I am a researcher in outer space policy and governance at the Open Lunar Foundation, with a particular focus on policy and coordination questions for near term lunar activity. The space domain is what is called an Area Beyond national Jurisdiction (ABNJ), and involves wrestling with many questions similar to those raised by commons management from the high seas to the Internet. I have co-created self-governing collectives, autonomous networks and place based intentional communities for almost two decades. These projects have led me to a broader interest in the foundational ingredients of international law, and new approaches to sovereignty, jurisdiction and institution design.
Currently, I am also an affiliate researcher at the Berkman Klein Center at Harvard and the French Centre d'Etudes et de Recherches de Sciences Administratives et Politiques at the Centre National de la Recherche Scientifique (CNRS) with Primavera de Filippi.
Experience and Education
I'm an alumni of the Fellowship for Good at the Institute For The Future, and the Innovation Fellowship at the City and County of San Francisco. My background is in computer science.
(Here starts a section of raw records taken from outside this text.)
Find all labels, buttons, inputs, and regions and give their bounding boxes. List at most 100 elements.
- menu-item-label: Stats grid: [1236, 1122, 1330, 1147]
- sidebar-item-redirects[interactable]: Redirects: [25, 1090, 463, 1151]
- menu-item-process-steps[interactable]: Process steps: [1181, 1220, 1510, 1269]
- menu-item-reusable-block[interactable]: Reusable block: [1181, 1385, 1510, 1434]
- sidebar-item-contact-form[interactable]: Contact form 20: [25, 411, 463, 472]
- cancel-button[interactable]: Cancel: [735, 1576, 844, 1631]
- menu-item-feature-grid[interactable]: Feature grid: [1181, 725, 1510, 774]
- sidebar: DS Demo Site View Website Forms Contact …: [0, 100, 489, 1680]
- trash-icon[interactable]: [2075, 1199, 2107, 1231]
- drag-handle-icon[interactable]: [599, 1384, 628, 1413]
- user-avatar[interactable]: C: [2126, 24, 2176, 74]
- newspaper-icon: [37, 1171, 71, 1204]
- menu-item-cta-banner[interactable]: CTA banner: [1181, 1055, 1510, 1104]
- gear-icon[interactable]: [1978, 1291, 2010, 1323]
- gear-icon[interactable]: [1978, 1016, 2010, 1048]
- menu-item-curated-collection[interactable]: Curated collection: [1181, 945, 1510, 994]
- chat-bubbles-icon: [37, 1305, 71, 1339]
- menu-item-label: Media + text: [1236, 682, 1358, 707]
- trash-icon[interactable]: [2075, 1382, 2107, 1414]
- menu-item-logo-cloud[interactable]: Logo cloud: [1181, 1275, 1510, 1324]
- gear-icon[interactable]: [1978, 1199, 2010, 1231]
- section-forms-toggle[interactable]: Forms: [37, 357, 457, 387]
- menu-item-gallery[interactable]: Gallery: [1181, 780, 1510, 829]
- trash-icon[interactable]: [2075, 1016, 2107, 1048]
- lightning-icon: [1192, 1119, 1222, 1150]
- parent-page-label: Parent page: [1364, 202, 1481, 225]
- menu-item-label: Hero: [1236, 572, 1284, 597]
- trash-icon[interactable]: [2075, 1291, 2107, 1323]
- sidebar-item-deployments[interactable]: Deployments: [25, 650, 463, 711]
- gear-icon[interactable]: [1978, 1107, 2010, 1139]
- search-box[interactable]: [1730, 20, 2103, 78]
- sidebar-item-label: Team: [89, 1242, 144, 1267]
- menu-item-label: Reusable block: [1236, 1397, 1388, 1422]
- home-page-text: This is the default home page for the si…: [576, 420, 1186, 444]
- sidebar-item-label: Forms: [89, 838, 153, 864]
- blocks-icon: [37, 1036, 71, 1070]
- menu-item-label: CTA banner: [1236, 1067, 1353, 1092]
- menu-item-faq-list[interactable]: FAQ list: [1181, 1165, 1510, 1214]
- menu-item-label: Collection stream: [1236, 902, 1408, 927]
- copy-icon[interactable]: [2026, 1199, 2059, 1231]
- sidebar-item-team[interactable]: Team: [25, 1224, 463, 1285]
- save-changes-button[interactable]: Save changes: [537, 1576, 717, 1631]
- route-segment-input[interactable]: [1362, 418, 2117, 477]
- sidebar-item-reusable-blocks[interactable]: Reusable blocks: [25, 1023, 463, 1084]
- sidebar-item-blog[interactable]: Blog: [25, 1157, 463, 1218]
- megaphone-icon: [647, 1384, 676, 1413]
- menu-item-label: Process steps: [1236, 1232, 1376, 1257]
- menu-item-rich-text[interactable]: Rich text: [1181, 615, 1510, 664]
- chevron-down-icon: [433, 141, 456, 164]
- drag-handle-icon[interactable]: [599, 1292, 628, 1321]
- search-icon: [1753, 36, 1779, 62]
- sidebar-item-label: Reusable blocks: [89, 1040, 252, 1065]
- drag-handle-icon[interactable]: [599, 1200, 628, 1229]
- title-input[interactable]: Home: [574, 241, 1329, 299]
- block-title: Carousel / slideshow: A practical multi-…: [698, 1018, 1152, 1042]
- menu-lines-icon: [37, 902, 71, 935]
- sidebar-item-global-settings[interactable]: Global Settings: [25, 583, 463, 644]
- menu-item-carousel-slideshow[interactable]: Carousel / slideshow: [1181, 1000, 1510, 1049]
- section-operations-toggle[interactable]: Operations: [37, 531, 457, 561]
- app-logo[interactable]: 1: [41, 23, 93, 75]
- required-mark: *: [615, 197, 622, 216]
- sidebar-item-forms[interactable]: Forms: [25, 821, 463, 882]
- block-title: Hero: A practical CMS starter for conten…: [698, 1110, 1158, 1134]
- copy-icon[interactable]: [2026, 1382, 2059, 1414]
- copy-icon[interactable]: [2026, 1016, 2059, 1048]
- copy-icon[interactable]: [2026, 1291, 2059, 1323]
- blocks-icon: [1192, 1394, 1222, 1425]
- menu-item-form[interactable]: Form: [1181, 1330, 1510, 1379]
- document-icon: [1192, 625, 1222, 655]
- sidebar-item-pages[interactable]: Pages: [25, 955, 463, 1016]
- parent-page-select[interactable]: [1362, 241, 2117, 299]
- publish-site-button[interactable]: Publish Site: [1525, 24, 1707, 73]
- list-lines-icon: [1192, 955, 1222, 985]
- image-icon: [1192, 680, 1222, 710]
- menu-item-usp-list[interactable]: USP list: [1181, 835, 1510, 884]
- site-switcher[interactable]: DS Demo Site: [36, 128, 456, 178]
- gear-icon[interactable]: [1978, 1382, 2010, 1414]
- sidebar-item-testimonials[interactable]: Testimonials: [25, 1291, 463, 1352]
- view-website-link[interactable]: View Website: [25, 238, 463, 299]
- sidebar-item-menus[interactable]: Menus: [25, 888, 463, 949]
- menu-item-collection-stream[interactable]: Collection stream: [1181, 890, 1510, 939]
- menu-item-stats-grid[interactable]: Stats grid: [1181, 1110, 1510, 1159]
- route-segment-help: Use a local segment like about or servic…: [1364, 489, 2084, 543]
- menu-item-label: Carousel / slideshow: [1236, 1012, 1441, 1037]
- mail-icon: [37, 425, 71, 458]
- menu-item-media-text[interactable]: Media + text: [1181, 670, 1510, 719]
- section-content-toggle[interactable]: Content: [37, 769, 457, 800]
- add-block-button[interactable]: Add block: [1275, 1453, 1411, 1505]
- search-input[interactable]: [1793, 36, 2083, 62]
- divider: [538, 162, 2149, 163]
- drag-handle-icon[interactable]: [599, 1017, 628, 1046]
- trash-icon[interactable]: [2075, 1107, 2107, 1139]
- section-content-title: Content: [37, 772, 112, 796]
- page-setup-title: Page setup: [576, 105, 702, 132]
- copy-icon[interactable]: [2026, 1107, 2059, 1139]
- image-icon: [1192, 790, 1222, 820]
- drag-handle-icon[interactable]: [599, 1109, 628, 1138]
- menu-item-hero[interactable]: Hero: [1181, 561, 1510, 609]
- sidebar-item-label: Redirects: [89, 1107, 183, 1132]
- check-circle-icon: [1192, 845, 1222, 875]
Iworked on the founding team of the NASA Nebula cloud computing project, which later became OpenStack; developed flight software for Astra's rockets 1.0 and 2.0, and worked with Open Government data at the Sunlight Foundation. I have a bachelors in Astrophysics from Queen’s University Canada, a Masters in Computer Science from the Naval Postgraduate School in Monterey CA., and 2 years towards a PhD in distributed computing.